Опять сходится с моим предвидением.

Это, правда, не сходится с прежним предположением об иномирном смысле отсутствия мыслей (общественного, нравственного) в Дориане. Но, не исключено, что для идеала Уайльда любая организованность мысли в романе вредна. И он будет на неё плевать в своём повествовании. И это – не халтура, а выражение всё той же Апричинности.

В частности, сперва портрет, вроде, был готов или почти готов («мне хотелось бы окончить сегодня портрет»), а теперь вдруг Бэзил его пишет так, что предполагается самый разгар, а не заканчивание («писал с увлечением, как всегда, чудесными, смелыми мазками, с тем подлинным изяществом и утонченностью, которые — в искусстве по крайней мере — всегда являются признаком мощного таланта»).

Всё – нереалистично: и неслышание Бэзилом слов лорда Дориану, и сила воздействия их на Дориана…

Вот только воспитывает лорд Дориана в достижительном духе: «куда бы вы ни пришли, вы всех пленяете… Так пользуйтесь же своей молодостью, пока она не ушла… Ничего не бойтесь! Новый гедонизм». Где тут недостижительность?

Или это ложный ход сюжета?

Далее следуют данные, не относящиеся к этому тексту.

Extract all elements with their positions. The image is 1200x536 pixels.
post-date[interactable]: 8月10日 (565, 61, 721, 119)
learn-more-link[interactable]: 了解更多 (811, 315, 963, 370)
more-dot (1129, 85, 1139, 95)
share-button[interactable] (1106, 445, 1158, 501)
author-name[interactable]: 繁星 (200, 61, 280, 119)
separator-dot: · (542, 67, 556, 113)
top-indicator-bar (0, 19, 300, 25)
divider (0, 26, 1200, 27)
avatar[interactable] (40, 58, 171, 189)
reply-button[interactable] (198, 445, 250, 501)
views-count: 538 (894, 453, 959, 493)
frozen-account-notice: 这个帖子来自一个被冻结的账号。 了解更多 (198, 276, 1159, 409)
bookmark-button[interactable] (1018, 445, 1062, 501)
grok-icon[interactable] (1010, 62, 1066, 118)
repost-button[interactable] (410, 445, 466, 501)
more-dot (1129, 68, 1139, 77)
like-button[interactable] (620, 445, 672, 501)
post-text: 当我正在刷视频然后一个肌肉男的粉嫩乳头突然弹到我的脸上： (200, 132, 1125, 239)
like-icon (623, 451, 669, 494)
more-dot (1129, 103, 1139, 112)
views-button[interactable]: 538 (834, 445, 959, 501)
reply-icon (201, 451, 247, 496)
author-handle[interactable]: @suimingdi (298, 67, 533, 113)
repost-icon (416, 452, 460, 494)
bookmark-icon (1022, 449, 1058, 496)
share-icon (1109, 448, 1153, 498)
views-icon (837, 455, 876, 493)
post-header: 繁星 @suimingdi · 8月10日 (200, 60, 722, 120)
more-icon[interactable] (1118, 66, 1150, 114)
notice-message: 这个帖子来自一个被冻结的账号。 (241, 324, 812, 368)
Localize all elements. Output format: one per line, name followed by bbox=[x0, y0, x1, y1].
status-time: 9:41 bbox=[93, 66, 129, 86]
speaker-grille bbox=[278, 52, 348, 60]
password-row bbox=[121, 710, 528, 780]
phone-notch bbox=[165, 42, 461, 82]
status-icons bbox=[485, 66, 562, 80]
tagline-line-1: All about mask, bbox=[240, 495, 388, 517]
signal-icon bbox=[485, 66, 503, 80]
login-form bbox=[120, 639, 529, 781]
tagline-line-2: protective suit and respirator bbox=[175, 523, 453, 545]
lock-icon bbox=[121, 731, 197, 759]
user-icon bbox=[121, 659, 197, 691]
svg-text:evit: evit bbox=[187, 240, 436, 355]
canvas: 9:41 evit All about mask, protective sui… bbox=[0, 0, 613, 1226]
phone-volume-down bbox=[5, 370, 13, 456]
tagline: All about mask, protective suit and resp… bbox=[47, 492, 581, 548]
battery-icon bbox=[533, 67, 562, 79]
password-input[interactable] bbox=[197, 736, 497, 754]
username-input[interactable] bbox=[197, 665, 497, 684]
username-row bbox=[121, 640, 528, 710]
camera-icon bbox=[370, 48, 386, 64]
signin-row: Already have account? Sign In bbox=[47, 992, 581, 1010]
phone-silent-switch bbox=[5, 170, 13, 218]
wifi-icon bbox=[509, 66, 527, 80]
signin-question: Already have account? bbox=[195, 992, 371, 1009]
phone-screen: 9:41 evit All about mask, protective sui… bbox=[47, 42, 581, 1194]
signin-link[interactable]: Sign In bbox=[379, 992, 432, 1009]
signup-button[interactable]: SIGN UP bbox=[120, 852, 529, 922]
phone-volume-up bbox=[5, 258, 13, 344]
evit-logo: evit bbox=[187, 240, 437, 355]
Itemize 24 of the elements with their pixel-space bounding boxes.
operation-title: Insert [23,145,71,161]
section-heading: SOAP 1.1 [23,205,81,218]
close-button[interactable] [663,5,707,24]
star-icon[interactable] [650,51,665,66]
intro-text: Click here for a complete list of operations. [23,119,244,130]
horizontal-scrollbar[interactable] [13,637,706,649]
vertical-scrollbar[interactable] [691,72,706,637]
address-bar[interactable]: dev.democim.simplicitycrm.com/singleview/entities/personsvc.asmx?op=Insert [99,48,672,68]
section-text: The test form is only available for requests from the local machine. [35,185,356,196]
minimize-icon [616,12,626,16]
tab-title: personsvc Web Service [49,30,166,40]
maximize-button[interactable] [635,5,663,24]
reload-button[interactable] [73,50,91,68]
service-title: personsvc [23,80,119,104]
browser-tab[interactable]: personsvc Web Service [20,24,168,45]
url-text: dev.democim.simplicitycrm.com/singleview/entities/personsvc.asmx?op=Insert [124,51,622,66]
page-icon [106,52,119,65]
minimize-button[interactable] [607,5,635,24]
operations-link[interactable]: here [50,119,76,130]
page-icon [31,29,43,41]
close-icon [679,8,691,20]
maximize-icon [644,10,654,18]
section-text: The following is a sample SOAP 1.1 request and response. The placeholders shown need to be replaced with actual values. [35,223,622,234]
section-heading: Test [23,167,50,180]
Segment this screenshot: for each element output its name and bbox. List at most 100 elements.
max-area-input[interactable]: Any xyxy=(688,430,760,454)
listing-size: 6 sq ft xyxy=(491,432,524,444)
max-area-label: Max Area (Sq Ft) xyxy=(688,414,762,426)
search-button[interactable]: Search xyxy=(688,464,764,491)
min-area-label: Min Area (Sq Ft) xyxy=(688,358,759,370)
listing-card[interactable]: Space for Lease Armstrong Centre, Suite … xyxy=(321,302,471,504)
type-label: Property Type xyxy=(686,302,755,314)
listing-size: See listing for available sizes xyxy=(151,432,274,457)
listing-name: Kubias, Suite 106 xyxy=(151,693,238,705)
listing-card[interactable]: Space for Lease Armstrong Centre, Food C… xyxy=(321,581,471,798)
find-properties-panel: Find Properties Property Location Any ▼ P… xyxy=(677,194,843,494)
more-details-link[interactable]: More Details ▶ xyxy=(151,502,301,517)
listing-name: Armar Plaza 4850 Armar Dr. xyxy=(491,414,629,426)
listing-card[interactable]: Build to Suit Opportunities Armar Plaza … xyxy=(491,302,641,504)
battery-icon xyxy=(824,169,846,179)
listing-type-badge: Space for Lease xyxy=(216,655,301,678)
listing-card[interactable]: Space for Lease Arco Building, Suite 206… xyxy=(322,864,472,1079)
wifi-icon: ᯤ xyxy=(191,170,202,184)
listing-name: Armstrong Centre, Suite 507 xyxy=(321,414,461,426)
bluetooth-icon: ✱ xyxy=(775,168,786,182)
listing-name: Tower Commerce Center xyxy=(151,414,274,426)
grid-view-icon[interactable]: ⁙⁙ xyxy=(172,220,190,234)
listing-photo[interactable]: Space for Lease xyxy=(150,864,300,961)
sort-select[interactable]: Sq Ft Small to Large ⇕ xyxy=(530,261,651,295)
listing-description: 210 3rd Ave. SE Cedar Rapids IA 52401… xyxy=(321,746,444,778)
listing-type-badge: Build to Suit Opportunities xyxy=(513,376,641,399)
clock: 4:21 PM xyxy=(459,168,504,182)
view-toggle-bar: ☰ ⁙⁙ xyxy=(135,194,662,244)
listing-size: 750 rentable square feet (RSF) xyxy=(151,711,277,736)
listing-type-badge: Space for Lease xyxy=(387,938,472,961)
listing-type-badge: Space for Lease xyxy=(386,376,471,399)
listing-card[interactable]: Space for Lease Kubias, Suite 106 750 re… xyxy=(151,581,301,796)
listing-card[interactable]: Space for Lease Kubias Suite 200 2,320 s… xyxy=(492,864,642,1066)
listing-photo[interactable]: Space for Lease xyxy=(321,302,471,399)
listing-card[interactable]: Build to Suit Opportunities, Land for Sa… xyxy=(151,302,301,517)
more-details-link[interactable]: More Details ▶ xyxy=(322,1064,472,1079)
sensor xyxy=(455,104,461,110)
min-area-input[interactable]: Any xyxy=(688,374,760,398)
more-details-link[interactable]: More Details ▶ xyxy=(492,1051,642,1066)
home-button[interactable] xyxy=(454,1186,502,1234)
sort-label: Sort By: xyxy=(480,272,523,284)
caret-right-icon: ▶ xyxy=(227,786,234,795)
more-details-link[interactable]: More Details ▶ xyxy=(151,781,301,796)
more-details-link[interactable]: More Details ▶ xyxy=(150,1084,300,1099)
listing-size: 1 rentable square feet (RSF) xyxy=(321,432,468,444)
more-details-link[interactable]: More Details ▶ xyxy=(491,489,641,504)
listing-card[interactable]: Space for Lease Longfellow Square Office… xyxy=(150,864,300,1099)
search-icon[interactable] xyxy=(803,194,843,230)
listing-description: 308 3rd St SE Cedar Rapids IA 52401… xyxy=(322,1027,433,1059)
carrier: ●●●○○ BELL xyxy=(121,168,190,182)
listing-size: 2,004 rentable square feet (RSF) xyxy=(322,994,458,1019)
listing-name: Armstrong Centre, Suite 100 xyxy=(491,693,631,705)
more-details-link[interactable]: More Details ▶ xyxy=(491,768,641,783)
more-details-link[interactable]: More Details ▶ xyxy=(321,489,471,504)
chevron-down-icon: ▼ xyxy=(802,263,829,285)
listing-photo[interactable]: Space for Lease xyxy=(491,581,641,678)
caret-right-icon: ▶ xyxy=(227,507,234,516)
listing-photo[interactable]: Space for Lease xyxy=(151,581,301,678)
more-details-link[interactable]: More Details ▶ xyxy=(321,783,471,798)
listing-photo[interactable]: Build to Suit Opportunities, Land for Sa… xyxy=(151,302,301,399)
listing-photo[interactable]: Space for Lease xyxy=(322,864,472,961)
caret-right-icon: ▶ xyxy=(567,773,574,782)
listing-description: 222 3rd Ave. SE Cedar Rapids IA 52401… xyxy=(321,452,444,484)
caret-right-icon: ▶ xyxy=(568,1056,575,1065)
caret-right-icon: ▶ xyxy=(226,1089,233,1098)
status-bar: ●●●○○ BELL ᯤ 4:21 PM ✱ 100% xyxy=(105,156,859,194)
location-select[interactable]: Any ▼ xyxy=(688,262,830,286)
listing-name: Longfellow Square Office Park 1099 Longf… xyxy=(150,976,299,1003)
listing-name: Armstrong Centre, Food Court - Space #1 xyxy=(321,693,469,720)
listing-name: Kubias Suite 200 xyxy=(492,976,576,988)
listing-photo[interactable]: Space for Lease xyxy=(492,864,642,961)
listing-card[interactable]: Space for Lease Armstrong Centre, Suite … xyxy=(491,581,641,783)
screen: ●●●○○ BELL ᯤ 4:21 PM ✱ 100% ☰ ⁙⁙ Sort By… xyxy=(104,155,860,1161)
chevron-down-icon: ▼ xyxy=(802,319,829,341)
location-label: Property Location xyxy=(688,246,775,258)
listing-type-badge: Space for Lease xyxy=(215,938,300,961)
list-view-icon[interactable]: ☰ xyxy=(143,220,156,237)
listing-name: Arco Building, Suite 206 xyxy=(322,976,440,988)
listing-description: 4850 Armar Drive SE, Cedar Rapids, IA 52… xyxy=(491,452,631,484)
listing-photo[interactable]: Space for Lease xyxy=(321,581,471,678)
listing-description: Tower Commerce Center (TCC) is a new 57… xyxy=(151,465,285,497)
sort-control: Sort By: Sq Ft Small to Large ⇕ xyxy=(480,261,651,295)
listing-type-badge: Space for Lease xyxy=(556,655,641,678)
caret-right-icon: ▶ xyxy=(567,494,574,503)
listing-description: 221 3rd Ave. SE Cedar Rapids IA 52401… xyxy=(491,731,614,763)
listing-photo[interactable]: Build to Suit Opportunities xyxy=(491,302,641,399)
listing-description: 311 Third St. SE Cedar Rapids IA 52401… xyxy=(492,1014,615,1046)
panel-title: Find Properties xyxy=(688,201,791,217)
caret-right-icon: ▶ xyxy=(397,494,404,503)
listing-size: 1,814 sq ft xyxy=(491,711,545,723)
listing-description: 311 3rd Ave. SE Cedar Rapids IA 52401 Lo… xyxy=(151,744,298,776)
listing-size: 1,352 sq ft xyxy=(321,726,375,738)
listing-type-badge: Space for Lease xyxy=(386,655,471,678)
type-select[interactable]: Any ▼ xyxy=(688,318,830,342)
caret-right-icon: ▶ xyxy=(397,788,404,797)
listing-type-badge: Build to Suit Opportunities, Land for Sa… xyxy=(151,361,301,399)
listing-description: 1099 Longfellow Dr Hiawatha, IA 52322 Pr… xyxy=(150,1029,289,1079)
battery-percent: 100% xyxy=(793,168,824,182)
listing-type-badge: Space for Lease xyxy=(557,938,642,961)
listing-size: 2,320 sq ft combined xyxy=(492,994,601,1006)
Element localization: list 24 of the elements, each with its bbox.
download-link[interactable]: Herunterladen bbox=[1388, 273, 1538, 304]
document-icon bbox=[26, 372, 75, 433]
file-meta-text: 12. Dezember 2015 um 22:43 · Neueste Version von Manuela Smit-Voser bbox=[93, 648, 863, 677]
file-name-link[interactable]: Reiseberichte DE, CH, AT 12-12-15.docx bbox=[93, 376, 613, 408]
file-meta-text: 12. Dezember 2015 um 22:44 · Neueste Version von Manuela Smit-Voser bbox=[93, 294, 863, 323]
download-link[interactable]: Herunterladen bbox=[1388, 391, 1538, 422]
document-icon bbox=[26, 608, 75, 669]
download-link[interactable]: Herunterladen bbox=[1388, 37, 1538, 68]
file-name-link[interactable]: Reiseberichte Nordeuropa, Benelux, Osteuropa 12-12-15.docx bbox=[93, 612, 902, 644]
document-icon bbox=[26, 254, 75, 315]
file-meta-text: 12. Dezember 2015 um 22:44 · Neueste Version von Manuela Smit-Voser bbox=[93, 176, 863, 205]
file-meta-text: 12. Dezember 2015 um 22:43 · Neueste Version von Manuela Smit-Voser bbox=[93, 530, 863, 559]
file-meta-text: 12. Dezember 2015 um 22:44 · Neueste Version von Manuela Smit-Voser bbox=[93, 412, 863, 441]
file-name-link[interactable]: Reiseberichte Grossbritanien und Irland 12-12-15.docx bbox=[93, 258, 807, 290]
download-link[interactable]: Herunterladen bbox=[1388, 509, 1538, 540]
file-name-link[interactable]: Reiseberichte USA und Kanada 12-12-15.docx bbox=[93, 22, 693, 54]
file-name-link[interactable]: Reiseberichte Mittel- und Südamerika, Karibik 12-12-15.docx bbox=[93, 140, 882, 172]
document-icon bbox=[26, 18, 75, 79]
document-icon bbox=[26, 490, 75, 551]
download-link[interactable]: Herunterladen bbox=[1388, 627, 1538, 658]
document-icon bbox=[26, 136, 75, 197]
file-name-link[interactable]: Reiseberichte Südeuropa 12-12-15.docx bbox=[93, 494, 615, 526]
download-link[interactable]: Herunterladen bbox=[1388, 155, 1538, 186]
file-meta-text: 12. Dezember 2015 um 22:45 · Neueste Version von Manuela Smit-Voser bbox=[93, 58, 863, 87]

И приведено будет к осознанию суеты сует и скуке, из которой путь в нехристианское иномирие?

А пока Дориан быстрым темпом, — со скоростью говорения лорда Генри, — но постепенно развращается, и это довольно скучно читать, потому что с повторениями,  предсказуемо и общо подано.

Так. Мой первый провал. Портрет всё-таки сегодня закончен. Насколько успел Дориан измениться за время сегодняшнего сеанса? Или не с моим занудством читать такой роман? Или всё же я попал – в Апричинность, скрытую от сознания самого Уайдьда, раз он так путает?

Новый алогизм. Портрет принадлежит Дориану. Про нежелание Бэзила с ним расставаться забыто.

Далее идёт бунт Дориана против Этой жизни. Радикальный бунт. В самом деле, ну что это за жизнь, если в ней есть старение.

Обычно против жизни восставали смертельно (как Чехов с туберкулёзом) или потенциально (как Ницше с умопомешательством) больные. А тут – новшество: красавец молодой и здоровый. И – всё то же, характерное для ницшеанства (о чём читатель не знает) доведение читателя до предвзрыва: приходится ж читать абсурдное восстание Дориана против старения.

Всё опять сходится. Потому что, что может быть результатом мыслимого взрыва ТАКОй силы? – Полное крушение Этого мира. – «Мистика должна проявиться», — вспоминаю я известное мне, что портрет-то стал заворожённым.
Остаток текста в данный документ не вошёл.